We still do it like the hunter-gatherers did

People often think that if they can impress others with my academic prowess or their sporting or musical skills, others would think highly of them and want to hang out with them. This turns out to mostly be misguided. The most obvious reason is that no one likes show offs. The less obvious reason is that we are all very deeply convinced that we are incomparable. We believe that we have achieved top status from our perspective, and anyone who thought deeply enough would arrive at the same conclusion. Hence, if some show off comes along and tries to, well, show off, we’d think that they were trying to claim a superior status to ours. And we are evolutionarily hard-wired to not let such a challenge go unanswered. People mostly respond to show-offs by making fun of them or avoiding them completely. At least the cool people you want to hang out with.

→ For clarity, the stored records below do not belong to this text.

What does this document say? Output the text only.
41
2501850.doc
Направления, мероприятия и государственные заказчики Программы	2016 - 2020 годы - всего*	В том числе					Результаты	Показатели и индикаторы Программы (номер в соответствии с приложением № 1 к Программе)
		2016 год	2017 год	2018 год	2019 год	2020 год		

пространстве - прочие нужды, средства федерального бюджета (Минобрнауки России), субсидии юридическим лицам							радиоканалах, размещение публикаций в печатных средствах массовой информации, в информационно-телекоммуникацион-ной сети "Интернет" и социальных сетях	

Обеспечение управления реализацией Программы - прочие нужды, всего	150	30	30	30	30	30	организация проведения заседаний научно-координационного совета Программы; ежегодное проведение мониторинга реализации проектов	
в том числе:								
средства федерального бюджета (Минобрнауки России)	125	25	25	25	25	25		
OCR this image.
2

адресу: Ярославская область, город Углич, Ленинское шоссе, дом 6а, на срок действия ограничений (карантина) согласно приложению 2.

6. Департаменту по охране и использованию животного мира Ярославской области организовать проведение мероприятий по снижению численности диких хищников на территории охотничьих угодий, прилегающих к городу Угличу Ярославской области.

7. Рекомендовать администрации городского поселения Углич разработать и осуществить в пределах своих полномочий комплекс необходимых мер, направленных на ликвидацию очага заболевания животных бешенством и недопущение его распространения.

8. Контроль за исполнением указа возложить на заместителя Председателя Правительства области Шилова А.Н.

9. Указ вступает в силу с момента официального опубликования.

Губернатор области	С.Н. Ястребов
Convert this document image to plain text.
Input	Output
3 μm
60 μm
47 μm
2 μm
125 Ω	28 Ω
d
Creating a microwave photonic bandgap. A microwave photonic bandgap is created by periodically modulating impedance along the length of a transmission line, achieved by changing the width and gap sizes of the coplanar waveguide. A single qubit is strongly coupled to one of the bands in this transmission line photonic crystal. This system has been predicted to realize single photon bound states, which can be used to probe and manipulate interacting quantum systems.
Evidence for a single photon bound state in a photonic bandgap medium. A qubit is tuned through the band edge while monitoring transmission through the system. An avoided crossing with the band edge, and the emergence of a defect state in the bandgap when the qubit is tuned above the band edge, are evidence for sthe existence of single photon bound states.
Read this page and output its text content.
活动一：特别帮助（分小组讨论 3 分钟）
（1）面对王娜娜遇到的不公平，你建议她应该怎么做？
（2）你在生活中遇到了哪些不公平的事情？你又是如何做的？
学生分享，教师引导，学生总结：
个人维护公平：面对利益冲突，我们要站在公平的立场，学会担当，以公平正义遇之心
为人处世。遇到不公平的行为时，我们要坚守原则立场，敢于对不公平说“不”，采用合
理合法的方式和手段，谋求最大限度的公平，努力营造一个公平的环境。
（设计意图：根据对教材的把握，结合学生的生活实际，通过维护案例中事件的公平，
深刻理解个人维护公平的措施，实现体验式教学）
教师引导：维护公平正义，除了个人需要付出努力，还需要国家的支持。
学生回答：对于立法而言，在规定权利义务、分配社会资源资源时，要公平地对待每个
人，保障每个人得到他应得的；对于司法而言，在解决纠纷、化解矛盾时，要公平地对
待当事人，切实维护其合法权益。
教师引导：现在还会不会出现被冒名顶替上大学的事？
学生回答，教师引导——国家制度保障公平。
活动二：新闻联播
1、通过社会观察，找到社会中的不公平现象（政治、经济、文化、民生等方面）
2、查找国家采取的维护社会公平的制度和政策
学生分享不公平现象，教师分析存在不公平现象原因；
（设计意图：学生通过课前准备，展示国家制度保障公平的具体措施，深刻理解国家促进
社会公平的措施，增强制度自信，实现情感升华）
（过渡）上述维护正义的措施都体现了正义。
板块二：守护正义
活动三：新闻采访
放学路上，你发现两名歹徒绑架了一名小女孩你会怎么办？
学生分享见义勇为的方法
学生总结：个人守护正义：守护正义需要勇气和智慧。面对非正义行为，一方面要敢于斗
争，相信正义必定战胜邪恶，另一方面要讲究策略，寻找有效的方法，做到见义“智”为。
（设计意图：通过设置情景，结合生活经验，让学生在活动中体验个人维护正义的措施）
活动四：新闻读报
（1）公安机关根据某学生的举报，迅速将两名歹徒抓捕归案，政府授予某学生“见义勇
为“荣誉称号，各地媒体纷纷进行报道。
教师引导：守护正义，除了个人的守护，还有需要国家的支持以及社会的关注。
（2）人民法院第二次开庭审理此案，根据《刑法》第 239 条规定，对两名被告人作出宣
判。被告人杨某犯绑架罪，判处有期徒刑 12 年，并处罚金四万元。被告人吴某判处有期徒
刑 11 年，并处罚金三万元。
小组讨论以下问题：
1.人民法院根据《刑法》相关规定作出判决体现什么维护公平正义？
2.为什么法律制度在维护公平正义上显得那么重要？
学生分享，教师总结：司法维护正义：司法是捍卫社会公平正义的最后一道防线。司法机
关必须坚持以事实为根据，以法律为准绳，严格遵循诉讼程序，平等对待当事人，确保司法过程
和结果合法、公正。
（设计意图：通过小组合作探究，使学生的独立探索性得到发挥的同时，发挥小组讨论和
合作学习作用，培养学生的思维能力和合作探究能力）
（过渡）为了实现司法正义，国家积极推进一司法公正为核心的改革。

Another common technique in making friends is flattery. People often think that buttering up the other person is a sure shot way to getting into their good books. I would recommend against it for two reasons. The first is that when you butter someone up, you set up your status to be below theirs, which you’ll now have to maintain for as long as you know them. Hence, although they might have goodwill towards you (because you have recognized their genius that no one else could or something), you can’t really be friends with someone whose status you’ll have to maintain constantly above yours. For example, if you praise someone to the skies in order to be friends with them, you can’t ever disagree with them about important things. Otherwise they’ll realize that you’d only falsely raised their status, and hate you for manipulating and betraying them. Hence, although buttering up your boss for a promotion is probably kosher as they’ll probably always have higher status than you at the workplace, buttering up your way into a friendship has too many disadvantages.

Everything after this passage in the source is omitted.